Monday, March 14, 2005

The Importance of Dates

Or: A project without an end date never finishes

The project I am working on is moving into the grey area where it will never finish. There are new releases every week, and while each release is better than the last, it isn't perfect.

The problems are caused by two things. The first is the lack of a project plan. Without a project plan, no one knows when the project is late. This was done intentionally by the customer's project management team to avoid internal political problems with not meeting a date.

However, this has a couple of flow on effects. Without a schedule, the development team (who is 12 timezones away) doesn't feel any pressure. They don't know if the software is good enough for delivery or not. They don't know if they should be pushing back on additional features in order to bring the project to completion.

Without a hard, or semi hard, end date, there is no common focus. There's no way to cause the customer's team to start making hard choices. They don't seem to be thinking "If I get one more feature, I'm delaying the project by 3 weeks". Without a date, they have nothing to fix their sight to, and there is no reason for them to not ask for more features. There's no weighing of the value of a feature, only a push to get everything included.

Finally, without a date, customers become frustrated. The parts of the customer's organisation not asking for new features begins to wonder why the project isn't finished. They look at the software and see it just as buggy between releases because the focus is still on additional, customer requested features. The people who are then waiting become frustrated, and express that frustration up their management chain. This then results in a disconnect between the customers view of the software and the development teams view. The developers look at the project and think they're doing well, they're responding to customer requests quickly.
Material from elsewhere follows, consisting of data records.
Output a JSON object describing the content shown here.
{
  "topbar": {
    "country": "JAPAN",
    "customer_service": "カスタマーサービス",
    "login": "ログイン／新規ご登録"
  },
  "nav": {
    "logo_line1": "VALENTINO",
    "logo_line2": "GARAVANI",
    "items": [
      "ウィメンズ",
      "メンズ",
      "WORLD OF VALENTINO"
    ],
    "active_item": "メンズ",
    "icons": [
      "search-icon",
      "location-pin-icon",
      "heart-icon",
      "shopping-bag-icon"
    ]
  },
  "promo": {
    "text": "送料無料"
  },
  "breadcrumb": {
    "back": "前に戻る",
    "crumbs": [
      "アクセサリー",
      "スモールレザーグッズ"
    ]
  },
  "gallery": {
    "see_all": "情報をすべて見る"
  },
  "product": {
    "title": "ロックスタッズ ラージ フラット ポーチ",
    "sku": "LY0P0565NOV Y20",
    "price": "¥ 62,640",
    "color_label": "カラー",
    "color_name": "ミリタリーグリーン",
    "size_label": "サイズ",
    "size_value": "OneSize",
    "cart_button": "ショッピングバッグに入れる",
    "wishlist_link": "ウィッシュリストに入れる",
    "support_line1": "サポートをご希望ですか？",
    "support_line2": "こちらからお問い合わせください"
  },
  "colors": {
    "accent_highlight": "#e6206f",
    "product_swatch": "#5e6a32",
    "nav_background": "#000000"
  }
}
The customer looks at the software and sees something that isn't finished and they don't know why.

I believe that while there may be political reasons to not have a fixed, communicated end date, the various parts of the team do need to have one. Without that, there is no way to tell if things are achievable or not.

This could also be a failure of communication between the customer and the developer, or even internally at the customer. A harder line on change control would help with the creep, but it tends to result in frustration for the customer because they want their important changes implemented quickly. The trick is to get the customer to do the filtering, and accept the impacts of their decisions.

One final thing. Always make sure that your external milestones are not the same as your internal dates. Otherwise, if there's any slippage in your internal date, it becomes immediately visible externally. It is always best to have a little bit of room between those two dates to buffer the customer from the slips and recoveries in the dates.